Maxime, trabajador de 32 años: "Siempre tengo un nudo en el estómago los domingos por la noche"
Según una experta, los empleados que ascienden no son los más productivos, sino los que más se relacionan, más tarde se quedan sin necesidad y van a más eventos.

"Toda mi vida he tenido un nudo en el estómago los domingos por la noche. Odio tener que fingir con mis compañeros, tener que seguir órdenes y todo lo que conlleva la vida de oficina. Siento que estoy sacrificando parte de mi juventud. ¿Y todo para qué? ¿Para una jubilación después de los 60? No me imagino trabajando hasta entonces". Maxime, autor de este comentario tiene 32 años y se encarga de las comunicaciones digitales de una pequeña empresa en la región de Île-de-France, en Francia. Fue contratado hace unos meses, pero desde entonces ha hecho lo mínimo indispensable, saliendo puntualmente a las seis y media de la tarde, reconoce Maxime, tal y como ha publicado Ouest France.
Como él son muchas las personas a las que, cuando están en la oficina, su trabajo no les exige toda la atención, o ninguna. Entre la búsqueda de un equilibrio entre la vida laboral y personal, una carga de trabajo insuficiente o salarios considerados demasiado bajos, estos empleados afirman que pasan varias horas al día sin trabajar nada de nada. Así, dedican ese tiempo a mirar redes sociales, videojuegos, series de televisión o haciendo desde allí trámites personales... hasta que da la llega la hora de fichar para irse. Un mundo poco motivante y, además, menos aún productivo.
Volviendo a Maxime, este empleado reconoce que, con su actitud en el trabajo está jugando un juego peligroso y toma algunas precauciones. Lo primero que hace es instalarse en el puesto de trabajo más alejado de la puerta de la oficina, lo que le da tiempo de moverse a otra ventana si el jefe aparece de improviso, según relata.
Ludivine Adla, profesora de Ciencias de la Gestión en el Instituto de Administración de Empresas (IAE) de Grenoble, Francia, explica que "en las empresas muy pequeñas, suele ser más difícil fingir inocencia": "La proximidad jerárquica y la versatilidad de los empleados hacen que cualquier comportamiento contraproducente sea inmediatamente visible.
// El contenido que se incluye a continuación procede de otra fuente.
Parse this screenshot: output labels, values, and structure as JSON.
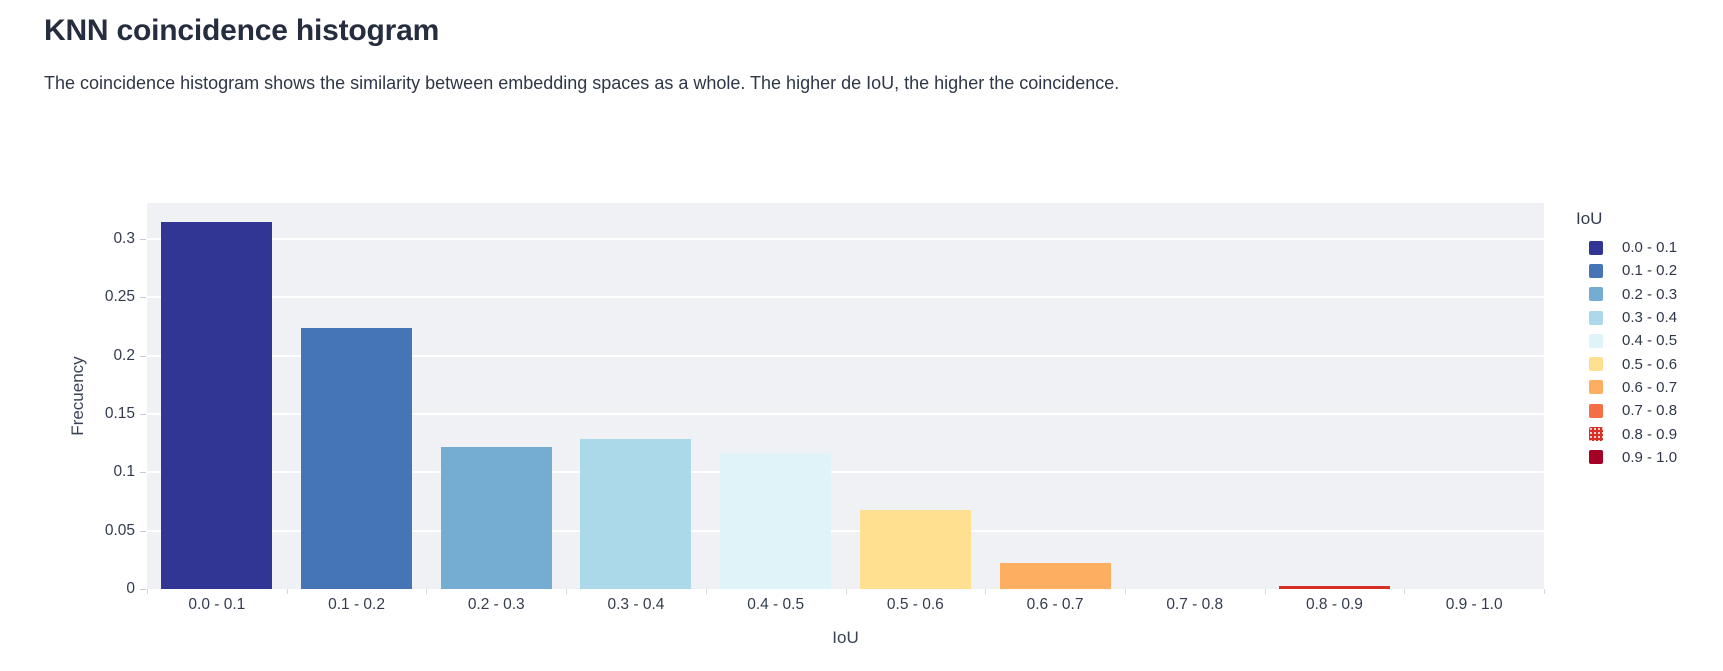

Cada fallo tiene un impacto directo en la empresa. Por lo tanto, el margen de ocultación es bastante limitado", resalta esta experta.
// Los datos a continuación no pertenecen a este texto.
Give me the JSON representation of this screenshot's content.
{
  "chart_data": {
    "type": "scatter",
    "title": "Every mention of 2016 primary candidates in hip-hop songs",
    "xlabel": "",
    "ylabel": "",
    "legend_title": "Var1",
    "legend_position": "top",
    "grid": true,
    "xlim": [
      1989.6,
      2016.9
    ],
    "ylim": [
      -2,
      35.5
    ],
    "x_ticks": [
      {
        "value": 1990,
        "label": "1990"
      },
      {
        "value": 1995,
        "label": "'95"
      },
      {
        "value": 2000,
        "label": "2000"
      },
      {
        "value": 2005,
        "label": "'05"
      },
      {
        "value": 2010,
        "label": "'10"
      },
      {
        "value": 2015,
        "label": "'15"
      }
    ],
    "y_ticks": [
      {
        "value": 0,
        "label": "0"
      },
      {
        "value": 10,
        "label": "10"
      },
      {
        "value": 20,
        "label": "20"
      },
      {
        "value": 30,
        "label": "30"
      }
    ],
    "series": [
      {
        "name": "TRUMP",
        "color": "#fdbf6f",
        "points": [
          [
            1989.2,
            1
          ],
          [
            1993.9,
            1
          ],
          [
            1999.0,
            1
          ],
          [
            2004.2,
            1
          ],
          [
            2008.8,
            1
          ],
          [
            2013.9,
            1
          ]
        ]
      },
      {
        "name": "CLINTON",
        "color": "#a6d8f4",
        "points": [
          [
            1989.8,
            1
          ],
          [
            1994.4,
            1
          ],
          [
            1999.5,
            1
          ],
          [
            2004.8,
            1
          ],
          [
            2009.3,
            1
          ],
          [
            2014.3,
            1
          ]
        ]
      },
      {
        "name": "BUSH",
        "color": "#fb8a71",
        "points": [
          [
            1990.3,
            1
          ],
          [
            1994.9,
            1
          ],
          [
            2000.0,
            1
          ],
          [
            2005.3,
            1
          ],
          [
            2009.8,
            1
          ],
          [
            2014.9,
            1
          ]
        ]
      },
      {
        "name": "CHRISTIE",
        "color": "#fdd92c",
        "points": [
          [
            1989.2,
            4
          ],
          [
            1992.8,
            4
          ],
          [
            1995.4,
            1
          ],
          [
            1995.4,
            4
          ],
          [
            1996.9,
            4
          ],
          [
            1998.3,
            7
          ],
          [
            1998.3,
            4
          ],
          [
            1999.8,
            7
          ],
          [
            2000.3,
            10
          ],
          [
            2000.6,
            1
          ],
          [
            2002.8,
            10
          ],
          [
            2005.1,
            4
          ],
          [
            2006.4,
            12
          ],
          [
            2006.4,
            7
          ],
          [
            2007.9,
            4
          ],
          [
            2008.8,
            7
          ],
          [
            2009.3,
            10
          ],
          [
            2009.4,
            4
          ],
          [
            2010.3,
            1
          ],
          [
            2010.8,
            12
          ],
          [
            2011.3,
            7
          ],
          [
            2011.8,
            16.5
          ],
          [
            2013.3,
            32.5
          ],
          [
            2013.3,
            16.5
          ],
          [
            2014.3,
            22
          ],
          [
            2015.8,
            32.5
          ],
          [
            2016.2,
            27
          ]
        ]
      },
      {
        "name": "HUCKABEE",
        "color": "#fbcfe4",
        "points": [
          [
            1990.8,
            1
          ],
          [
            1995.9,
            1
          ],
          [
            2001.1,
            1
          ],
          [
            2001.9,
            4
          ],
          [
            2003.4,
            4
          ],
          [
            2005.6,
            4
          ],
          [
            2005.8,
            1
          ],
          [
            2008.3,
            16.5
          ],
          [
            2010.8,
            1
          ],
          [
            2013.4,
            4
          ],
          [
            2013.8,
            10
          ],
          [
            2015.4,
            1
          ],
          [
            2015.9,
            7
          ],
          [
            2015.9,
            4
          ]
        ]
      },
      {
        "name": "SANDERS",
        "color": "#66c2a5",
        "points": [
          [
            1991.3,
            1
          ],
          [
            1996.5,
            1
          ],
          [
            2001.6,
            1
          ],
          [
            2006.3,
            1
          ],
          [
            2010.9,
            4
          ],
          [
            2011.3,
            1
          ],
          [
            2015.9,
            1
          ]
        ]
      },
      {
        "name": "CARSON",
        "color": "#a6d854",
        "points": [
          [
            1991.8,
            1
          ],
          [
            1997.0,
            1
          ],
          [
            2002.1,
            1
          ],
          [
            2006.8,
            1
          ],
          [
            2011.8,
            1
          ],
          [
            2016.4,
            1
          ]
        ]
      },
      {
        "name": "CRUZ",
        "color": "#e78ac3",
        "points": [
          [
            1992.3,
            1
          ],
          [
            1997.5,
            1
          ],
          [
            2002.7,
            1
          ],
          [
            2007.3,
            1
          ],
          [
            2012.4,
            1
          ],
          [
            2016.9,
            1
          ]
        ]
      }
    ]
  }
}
“Quizás por eso no progreso tan rápido”, añade Maxime. Y, según Ludivine Adla, en estos casos la respuesta es muy clara: “Hoy en Francia, los empleados que ascienden no son los más productivos, sino los que más se relacionan: se quedan hasta tarde en el trabajo sin necesidad real, toman café con los compañeros, participan en eventos de la empresa…”, asegura esa especialista.
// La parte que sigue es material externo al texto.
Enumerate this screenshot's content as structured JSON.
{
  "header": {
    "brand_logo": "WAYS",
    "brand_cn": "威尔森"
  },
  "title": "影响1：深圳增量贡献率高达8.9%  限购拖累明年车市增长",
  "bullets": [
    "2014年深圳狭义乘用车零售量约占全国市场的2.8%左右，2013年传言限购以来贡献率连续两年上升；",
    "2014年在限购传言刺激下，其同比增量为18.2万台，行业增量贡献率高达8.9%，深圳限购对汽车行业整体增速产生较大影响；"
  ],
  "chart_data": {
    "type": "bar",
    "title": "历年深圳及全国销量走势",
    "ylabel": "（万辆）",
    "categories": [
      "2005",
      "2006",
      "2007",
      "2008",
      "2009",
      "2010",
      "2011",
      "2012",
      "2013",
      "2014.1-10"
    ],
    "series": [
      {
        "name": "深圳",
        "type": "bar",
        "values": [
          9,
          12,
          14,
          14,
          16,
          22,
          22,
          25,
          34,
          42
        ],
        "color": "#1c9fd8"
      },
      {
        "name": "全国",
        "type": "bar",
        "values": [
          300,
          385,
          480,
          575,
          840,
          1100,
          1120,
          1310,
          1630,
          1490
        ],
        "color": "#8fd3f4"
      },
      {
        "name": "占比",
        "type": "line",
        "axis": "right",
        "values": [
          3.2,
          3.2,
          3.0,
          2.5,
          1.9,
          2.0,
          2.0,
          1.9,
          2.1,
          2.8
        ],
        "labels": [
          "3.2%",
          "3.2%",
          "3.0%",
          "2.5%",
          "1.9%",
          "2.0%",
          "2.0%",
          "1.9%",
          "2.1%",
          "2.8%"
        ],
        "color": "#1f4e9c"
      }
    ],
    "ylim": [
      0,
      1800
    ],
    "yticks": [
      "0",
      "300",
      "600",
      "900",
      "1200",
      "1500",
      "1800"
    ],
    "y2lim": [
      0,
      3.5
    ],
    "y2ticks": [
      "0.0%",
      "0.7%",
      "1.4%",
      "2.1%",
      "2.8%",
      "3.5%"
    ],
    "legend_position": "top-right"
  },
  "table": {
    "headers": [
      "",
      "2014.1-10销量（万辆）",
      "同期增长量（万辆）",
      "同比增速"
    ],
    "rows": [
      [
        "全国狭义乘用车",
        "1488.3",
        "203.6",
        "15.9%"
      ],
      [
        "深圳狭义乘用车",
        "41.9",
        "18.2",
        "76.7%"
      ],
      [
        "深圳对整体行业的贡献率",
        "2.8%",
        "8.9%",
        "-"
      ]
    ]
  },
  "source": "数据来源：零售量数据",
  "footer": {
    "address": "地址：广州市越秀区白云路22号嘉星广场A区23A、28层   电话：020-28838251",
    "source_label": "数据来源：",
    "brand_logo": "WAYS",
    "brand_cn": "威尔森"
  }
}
Maxime también admite no sobrecargarse y se asegura tener siempre algo que hacer pensado, "por si acaso " : "Tengo un contrato de 38 horas semanales, pero en realidad trabajo 28. Mis jefes no entienden mi trabajo, así que no saben cuánto tiempo necesito para completar un proyecto", explica este parisino. Trabajando a distancia, Maxime simplemente mueve el ratón de vez en cuando está un rato sin usarlo, para que su ordenador no se duerma, y ya está, asegura. Pero, añade otro dato: "Una vez vi a mi jefa pasarse la mañana entera buscando piso, así que, bueno...", se pone a sí mismo como excusa.
Este joven añade que, al principio, se sintió un poco culpable, pero con el tiempo, nada culpable, pues creía que "no ganaba lo suficiente por hora". Un argumento financiero compartido por otra empleada que vive una situación similar, Alexandra, de 25 años. Es editora web en un programa de estudio y trabaja en una agencia de viajes del sureste de Francia. "Un día, hago un artículo sobre el nuevo destino más popular este invierno, al siguiente, consejos para viajar con más tranquilidad con un niño pequeño... Así que, en resumen, un trabajo que me permite pagar las cuentas y ya, pero que no ,e entusiasma especialmente. Y no voy a dar el 110% a un trabajo si gano menos del salario mínimo", señala con sinceridad. Y acaba con otro truco, que mucha gente usa también: "Cuando necesito un descanso, me aíslo en una sala de reuniones. Todos creen que voy a trabajar en paz y tranquilidad, pero en realidad puedo pasar 45 minutos con el teléfono".